Tall trees with leaves like fans, Barger was fascinated by the ginkgo. As a welding researcher and equipment designer with Combustion Engineering, he had traveled all over the world, from England to Italy to China. He always loved seeing different areas' plants.
But none of them compared to the ginkgo. It's the world's oldest tree. It has no ancestors. The leaves turn dark green in the summer, bright yellow in the fall -- right around now.
"It's a beautiful tree," said Barger, 84. "A valuable tree."
He wanted to plant them in Ringgold, where he was the mayor. He knew a guy who knew a guy who could get him one. So in 1987, at the intersection of Tennessee and Nashville streets, Barger planted a ginkgo tree. It was about as round as a quarter.
The tree's diameter is now 18 inches. It stands next to a second ginkgo, one the local Boy Scouts troop planted in Barger's honor a couple of years later.
But in the next couple of months, construction workers are scheduled to tear both trees down. The trees' downfall is a piece of Ringgold's downtown renovation, seven years in the making.
After receiving a $250,000 grant from the Department of Transportation in 2007, the Ringgold City Council raised about $650,000 in local funding over the course of seven years to launch a downtown improvement project. Construction began two months ago. Workers will widen the sidewalk, add more streetlights and make the drainage system operate faster.
And replace the ginkgos. This has been part of Ringgold's plans for the last seven years, and Barger signed off on those plans. But he didn't notice the part about his plants until a couple of weeks ago.
On one sheet out of a stack of papers diagramming the city's changes, in small writing next to two circles that represent trees, the designer wrote one word: Maple.
"The print isn't very big," Barger said. "I didn't look that close."
Now, Barger wants to alter those plans. But after seven years of raising money and accepting bids and seeking approval from the Department of Transportation, the mayor worries it might be too late for a change -- any change, even what seems to him like a small change.

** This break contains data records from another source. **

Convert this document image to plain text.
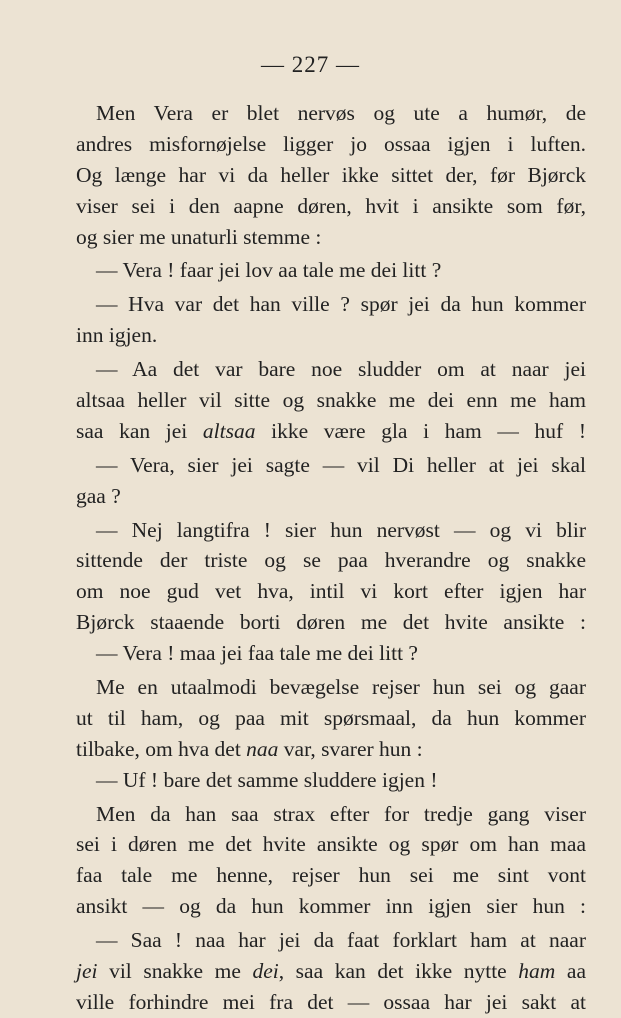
— 227 —
Men Vera er blet nervøs og ute a humør, de
andres misfornøjelse ligger jo ossaa igjen i luften.
Og længe har vi da heller ikke sittet der, før Bjørck
viser sei i den aapne døren, hvit i ansikte som før,
og sier me unaturli stemme :
— Vera ! faar jei lov aa tale me dei litt ?
— Hva var det han ville ? spør jei da hun kommer
inn igjen.
— Aa det var bare noe sludder om at naar jei
altsaa heller vil sitte og snakke me dei enn me ham
saa kan jei altsaa ikke være gla i ham — huf !
— Vera, sier jei sagte — vil Di heller at jei skal
gaa ?
— Nej langtifra ! sier hun nervøst — og vi blir
sittende der triste og se paa hverandre og snakke
om noe gud vet hva, intil vi kort efter igjen har
Bjørck staaende borti døren me det hvite ansikte :
— Vera ! maa jei faa tale me dei litt ?
Me en utaalmodi bevægelse rejser hun sei og gaar
ut til ham, og paa mit spørsmaal, da hun kommer
tilbake, om hva det naa var, svarer hun :
— Uf ! bare det samme sluddere igjen !
Men da han saa strax efter for tredje gang viser
sei i døren me det hvite ansikte og spør om han maa
faa tale me henne, rejser hun sei me sint vont
ansikt — og da hun kommer inn igjen sier hun :
— Saa ! naa har jei da faat forklart ham at naar
jei vil snakke me dei, saa kan det ikke nytte ham aa
ville forhindre mei fra det — ossaa har jei sakt at
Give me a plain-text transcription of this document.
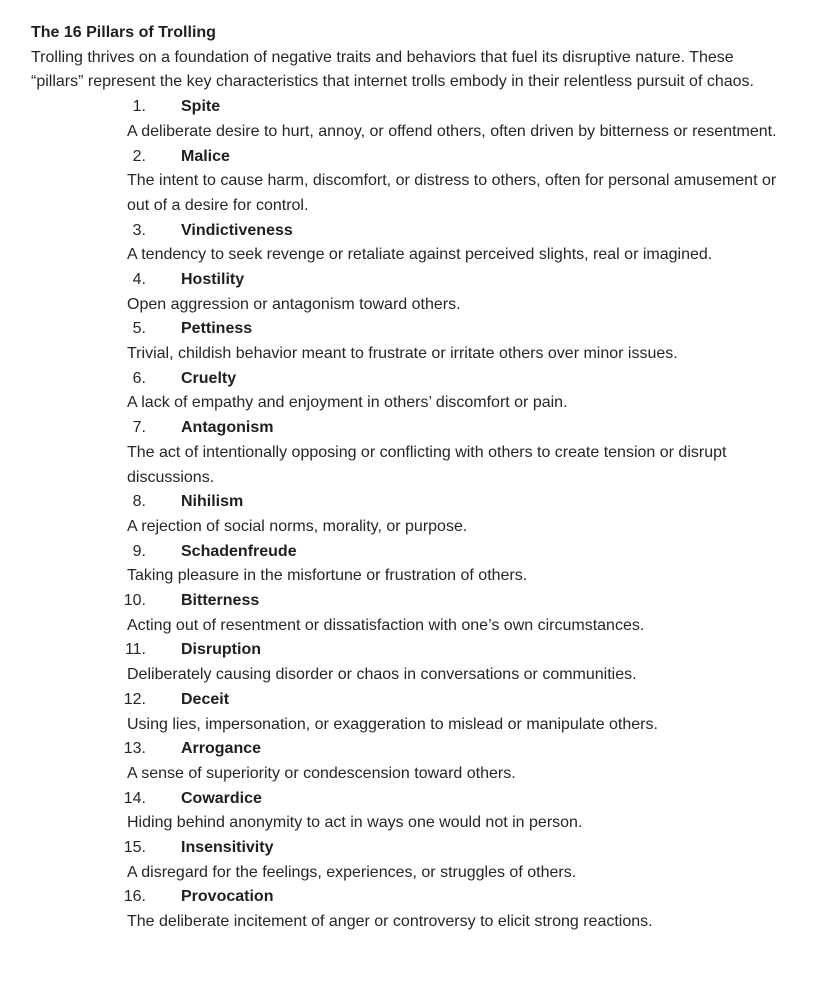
The 16 Pillars of Trolling

Trolling thrives on a foundation of negative traits and behaviors that fuel its disruptive nature. These “pillars” represent the key characteristics that internet trolls embody in their relentless pursuit of chaos.

1. Spite

A deliberate desire to hurt, annoy, or offend others, often driven by bitterness or resentment.

2. Malice

The intent to cause harm, discomfort, or distress to others, often for personal amusement or out of a desire for control.

3. Vindictiveness

A tendency to seek revenge or retaliate against perceived slights, real or imagined.

4. Hostility

Open aggression or antagonism toward others.

5. Pettiness

Trivial, childish behavior meant to frustrate or irritate others over minor issues.

6. Cruelty

A lack of empathy and enjoyment in others’ discomfort or pain.

7. Antagonism

The act of intentionally opposing or conflicting with others to create tension or disrupt discussions.

8. Nihilism

A rejection of social norms, morality, or purpose.

9. Schadenfreude

Taking pleasure in the misfortune or frustration of others.

10. Bitterness

Acting out of resentment or dissatisfaction with one’s own circumstances.

11. Disruption

Deliberately causing disorder or chaos in conversations or communities.

12. Deceit

Using lies, impersonation, or exaggeration to mislead or manipulate others.

13. Arrogance

A sense of superiority or condescension toward others.

14. Cowardice

Hiding behind anonymity to act in ways one would not in person.

15. Insensitivity

A disregard for the feelings, experiences, or struggles of others.

16. Provocation

The deliberate incitement of anger or controversy to elicit strong reactions.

"It was engineered and designed," City Manager Dan Wright said. "They had a landscape architect. Of course, the mayor and the council reviewed these plans over the last seven years, numerous times. I don't recall a discussion about replacing these trees. ... Until the mayor brought it up, I wasn't really aware that it was happening."

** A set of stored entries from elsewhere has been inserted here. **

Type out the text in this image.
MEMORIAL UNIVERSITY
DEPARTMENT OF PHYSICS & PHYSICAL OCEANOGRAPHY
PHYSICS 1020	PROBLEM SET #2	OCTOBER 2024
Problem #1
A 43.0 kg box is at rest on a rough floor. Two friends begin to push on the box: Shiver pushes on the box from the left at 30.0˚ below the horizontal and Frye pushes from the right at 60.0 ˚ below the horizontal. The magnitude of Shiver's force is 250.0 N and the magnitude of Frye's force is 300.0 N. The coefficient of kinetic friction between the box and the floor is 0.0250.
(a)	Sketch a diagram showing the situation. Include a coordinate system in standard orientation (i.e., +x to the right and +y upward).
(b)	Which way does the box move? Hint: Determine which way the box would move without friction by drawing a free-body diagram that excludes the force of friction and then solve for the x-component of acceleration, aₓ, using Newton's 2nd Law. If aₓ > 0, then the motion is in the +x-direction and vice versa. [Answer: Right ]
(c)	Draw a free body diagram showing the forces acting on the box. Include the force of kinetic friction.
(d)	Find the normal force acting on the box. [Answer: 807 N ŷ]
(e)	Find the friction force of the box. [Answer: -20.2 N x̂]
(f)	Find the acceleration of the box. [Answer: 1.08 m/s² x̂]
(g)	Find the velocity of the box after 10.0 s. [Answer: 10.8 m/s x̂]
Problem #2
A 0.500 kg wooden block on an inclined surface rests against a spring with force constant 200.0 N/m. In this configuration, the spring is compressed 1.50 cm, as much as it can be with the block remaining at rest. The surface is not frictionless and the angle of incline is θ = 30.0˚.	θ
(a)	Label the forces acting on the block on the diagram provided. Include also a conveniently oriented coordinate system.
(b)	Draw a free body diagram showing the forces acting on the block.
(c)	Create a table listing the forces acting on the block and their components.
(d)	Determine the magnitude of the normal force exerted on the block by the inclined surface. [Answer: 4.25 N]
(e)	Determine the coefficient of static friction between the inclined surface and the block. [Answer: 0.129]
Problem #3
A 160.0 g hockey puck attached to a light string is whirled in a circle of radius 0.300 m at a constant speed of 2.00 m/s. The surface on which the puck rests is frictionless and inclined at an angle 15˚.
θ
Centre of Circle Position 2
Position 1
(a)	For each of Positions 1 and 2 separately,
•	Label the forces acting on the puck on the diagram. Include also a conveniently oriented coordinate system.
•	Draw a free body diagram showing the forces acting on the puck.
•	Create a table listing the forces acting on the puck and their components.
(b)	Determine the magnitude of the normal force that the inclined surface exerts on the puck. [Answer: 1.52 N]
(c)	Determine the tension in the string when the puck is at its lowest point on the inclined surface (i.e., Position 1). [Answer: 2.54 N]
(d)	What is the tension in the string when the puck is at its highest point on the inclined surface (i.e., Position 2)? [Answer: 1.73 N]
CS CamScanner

Even so, when the Ringgold City Council meets tonight at 7, Barger will ask the other members whether they will approve a slight alteration to the plans so he can save the trees.

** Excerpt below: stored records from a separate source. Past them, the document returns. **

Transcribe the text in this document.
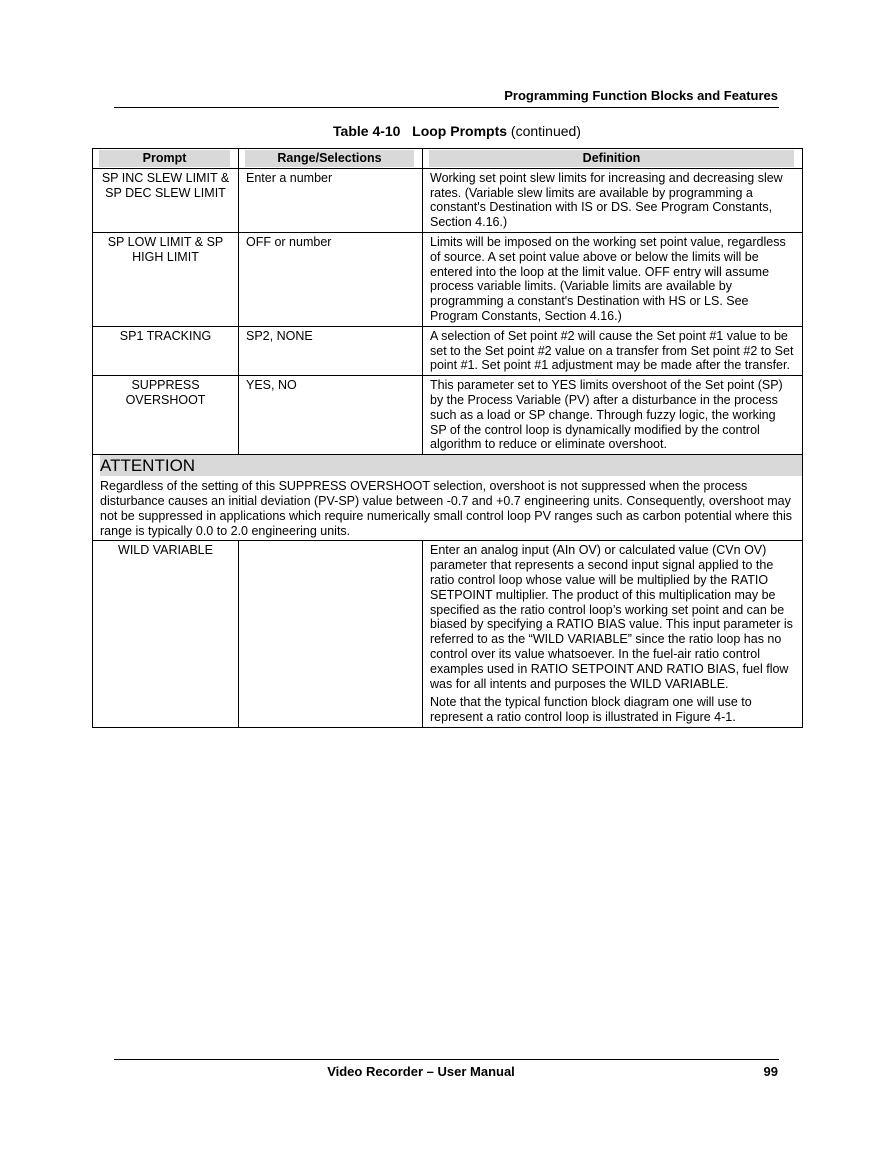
Programming Function Blocks and Features
Table 4-10 Loop Prompts (continued)
Prompt	Range/Selections	Definition

SP INC SLEW LIMIT & SP DEC SLEW LIMIT	Enter a number	Working set point slew limits for increasing and decreasing slew rates. (Variable slew limits are available by programming a constant's Destination with IS or DS. See Program Constants, Section 4.16.)
SP LOW LIMIT & SP HIGH LIMIT	OFF or number	Limits will be imposed on the working set point value, regardless of source. A set point value above or below the limits will be entered into the loop at the limit value. OFF entry will assume process variable limits. (Variable limits are available by programming a constant's Destination with HS or LS. See Program Constants, Section 4.16.)
SP1 TRACKING	SP2, NONE	A selection of Set point #2 will cause the Set point #1 value to be set to the Set point #2 value on a transfer from Set point #2 to Set point #1. Set point #1 adjustment may be made after the transfer.
SUPPRESS OVERSHOOT	YES, NO	This parameter set to YES limits overshoot of the Set point (SP) by the Process Variable (PV) after a disturbance in the process such as a load or SP change. Through fuzzy logic, the working SP of the control loop is dynamically modified by the control algorithm to reduce or eliminate overshoot.

ATTENTION
Regardless of the setting of this SUPPRESS OVERSHOOT selection, overshoot is not suppressed when the process disturbance causes an initial deviation (PV-SP) value between -0.7 and +0.7 engineering units. Consequently, overshoot may not be suppressed in applications which require numerically small control loop PV ranges such as carbon potential where this range is typically 0.0 to 2.0 engineering units.		

WILD VARIABLE		Enter an analog input (AIn OV) or calculated value (CVn OV) parameter that represents a second input signal applied to the ratio control loop whose value will be multiplied by the RATIO SETPOINT multiplier. The product of this multiplication may be specified as the ratio control loop’s working set point and can be biased by specifying a RATIO BIAS value. This input parameter is referred to as the “WILD VARIABLE” since the ratio loop has no control over its value whatsoever. In the fuel-air ratio control examples used in RATIO SETPOINT AND RATIO BIAS, fuel flow was for all intents and purposes the WILD VARIABLE.
Note that the typical function block diagram one will use to represent a ratio control loop is illustrated in Figure 4-1.
Video Recorder – User Manual	99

All the other council members either declined to talk about the issue or did not return calls seeking comment last week.
But if the council preserves the ginkgos for now, it is unclear how long those trees' lives will last. Ginkgos can grow taller than 50 feet. They are too big for the corner of grass where they stand.
Something has pushed the concrete surrounding those trees up in places, turning the sidewalk jagged. Barger swears the trees' roots aren't the problem. He promises that he dug them deep enough when he planted the first tree.
Barger, who has been on the council for 47 years, will no longer be in public office next year. He said his health isn't good enough to justify a term that goes past his 85th birthday.
But he is proud of the progress he has seen while in office. He is proud of the growth. Those trees are a symbol of that. He is concerned for their future.
"I have no idea what [the council] will vote," he said last week. "It may not be a problem. And three of them may vote to get rid of them. ... That's what I'm afraid of."